Thankfully, I was able to write some Scala that achieved all of these goals. Here is my simple echo server that also supports the prompting for and thread-local storing of player names (some of this is cobbled together from various echo server implementations I found via Google):

/*
 * Pathetically simple Scala echo server
 * Step 1 on the road to making a MUD
 */
import java.net._
import java.io._

import scala.actors._
import scala.actors.Actor._

case class Echo(socket: Socket)

class Player extends Actor {
 var name = "";

 implicit def inputStreamWrapper(in: InputStream) =
  new BufferedReader(new InputStreamReader(in))

 implicit def outputStreamWrapper(out: OutputStream) =
  new PrintWriter(new OutputStreamWriter(out))

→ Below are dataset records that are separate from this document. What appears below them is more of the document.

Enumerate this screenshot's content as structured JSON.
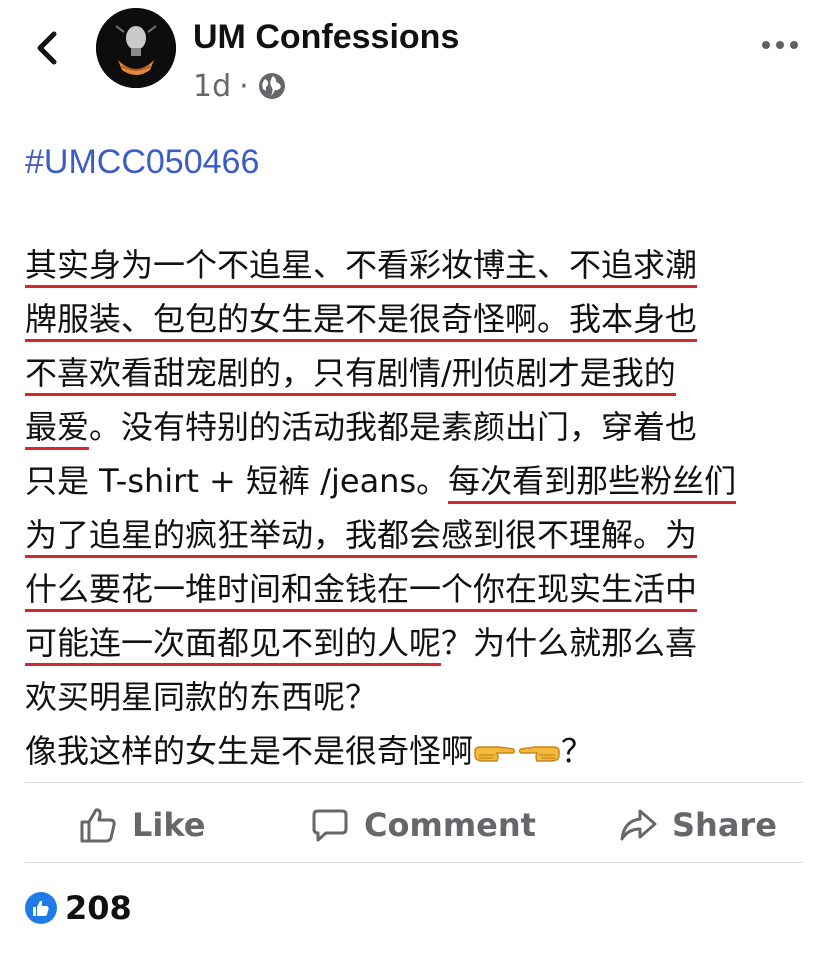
{
  "header": {
    "page_name": "UM Confessions",
    "time": "1d",
    "separator": "·",
    "privacy_icon": "globe-icon",
    "back_icon": "chevron-left-icon",
    "more_icon": "more-horizontal-icon"
  },
  "post": {
    "hashtag": "#UMCC050466",
    "lines": [
      [
        {
          "t": "其实身为一个不追星、不看彩妆博主、不追求潮",
          "u": true
        }
      ],
      [
        {
          "t": "牌服装、包包的女生是不是很奇怪啊。我本身也",
          "u": true
        }
      ],
      [
        {
          "t": "不喜欢看甜宠剧的，只有剧情/刑侦剧才是我的",
          "u": true
        }
      ],
      [
        {
          "t": "最爱",
          "u": true
        },
        {
          "t": "。没有特别的活动我都是素颜出门，穿着也",
          "u": false
        }
      ],
      [
        {
          "t": "只是 T-shirt + 短裤 /jeans。",
          "u": false
        },
        {
          "t": "每次看到那些粉丝们",
          "u": true
        }
      ],
      [
        {
          "t": "为了追星的疯狂举动，我都会感到很不理解。为",
          "u": true
        }
      ],
      [
        {
          "t": "什么要花一堆时间和金钱在一个你在现实生活中",
          "u": true
        }
      ],
      [
        {
          "t": "可能连一次面都见不到的人呢",
          "u": true
        },
        {
          "t": "？为什么就那么喜",
          "u": false
        }
      ],
      [
        {
          "t": "欢买明星同款的东西呢？",
          "u": false
        }
      ],
      [
        {
          "t": "像我这样的女生是不是很奇怪啊",
          "u": false
        },
        {
          "emoji": "pointing-right-hand-emoji"
        },
        {
          "emoji": "pointing-left-hand-emoji"
        },
        {
          "t": "？",
          "u": false
        }
      ]
    ]
  },
  "actions": {
    "like_label": "Like",
    "comment_label": "Comment",
    "share_label": "Share"
  },
  "reactions": {
    "count": "208",
    "icon": "like-reaction-icon"
  },
  "colors": {
    "hashtag": "#3b5bc6",
    "underline": "#d8262d",
    "muted": "#65676b",
    "like_blue": "#1f7be8"
  }
}
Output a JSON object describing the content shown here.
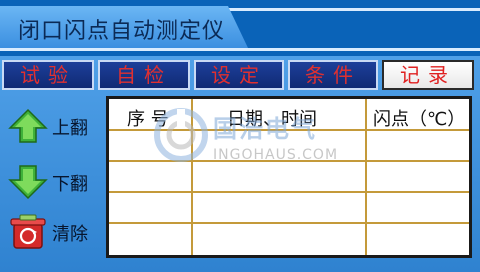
{
  "title": "闭口闪点自动测定仪",
  "menu": [
    {
      "label": "试验",
      "active": false
    },
    {
      "label": "自检",
      "active": false
    },
    {
      "label": "设定",
      "active": false
    },
    {
      "label": "条件",
      "active": false
    },
    {
      "label": "记录",
      "active": true
    }
  ],
  "side_actions": {
    "up": "上翻",
    "down": "下翻",
    "clear": "清除"
  },
  "table": {
    "columns": [
      "序 号",
      "日期、时间",
      "闪点（℃）"
    ],
    "rows": [
      [
        "",
        "",
        ""
      ],
      [
        "",
        "",
        ""
      ],
      [
        "",
        "",
        ""
      ],
      [
        "",
        "",
        ""
      ]
    ]
  },
  "watermark": {
    "brand": "国浩电气",
    "url": "INGOHAUS.COM"
  },
  "colors": {
    "accent_red": "#e03030",
    "menu_bg": "#1d3f9a",
    "table_border": "#c49a3a"
  }
}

 def echo(in: BufferedReader, out: PrintWriter) {
   out.println("Who be ye?")
   out.flush()
   name = in.readLine();
   out.println("Welcome to the Echo Server, " + name)
   out.flush()
   while (true) {
       val line = in.readLine()
       out.println(name + ": " + line)
       out.flush()
  }
 }

 def act() {
  loop {
   receive {
    case Echo(socket) =>
     actor {
      echo(socket.getInputStream(), socket.getOutputStream())
     }
   }
  }
 }

}

// Singleton object for the echo server.
object EchoServer {
 val serverSocket = new ServerSocket(8888)

 def start() {
  while(true) {
   println("Awaiting connection...")
   val clientSocket = serverSocket.accept()
   val player = new Player()
   player.start
   player ! Echo(clientSocket)
   println("Spun off echo handler for player")
  }
 }
}

EchoServer.start

When I run this application by just typing scala EchoServer.scala, it starts up a listener on port 8888. Then I telnet to localhost, port 8888. I am prompted with the text, “Who Be Ye?” to which I reply with my name. From there after, everything is echoed back to me, prefixed by the name I entered at the start of my session. I can fire up as many terminal windows as I like and log in with as many different names as I like. All of these connections have separate instances of the Player actor and that instance has a variable called name. This meets all of my requirements. It didn’t take me that much code, it looks clean, I’m not so attached to this code that I can’t throw it away, and I can support a (virtually) unlimited number of connections and each of those connections gets their own echo server loop.

Looks like I’m well on my way. The next thing I’ll want to do is add some kind of rudimentary command processing so that I can move beyond a simple Echo Server. At this point, I’m pretty pleased with the elegant simplicity of Scala and I think it’ll really start looking amazing once I start writing in-game objects like weapons, rooms, items, and building combat systems – where I get to (hopefully) start making extensive use of Traits and Actors, two of the most appealing aspects of Scala to me.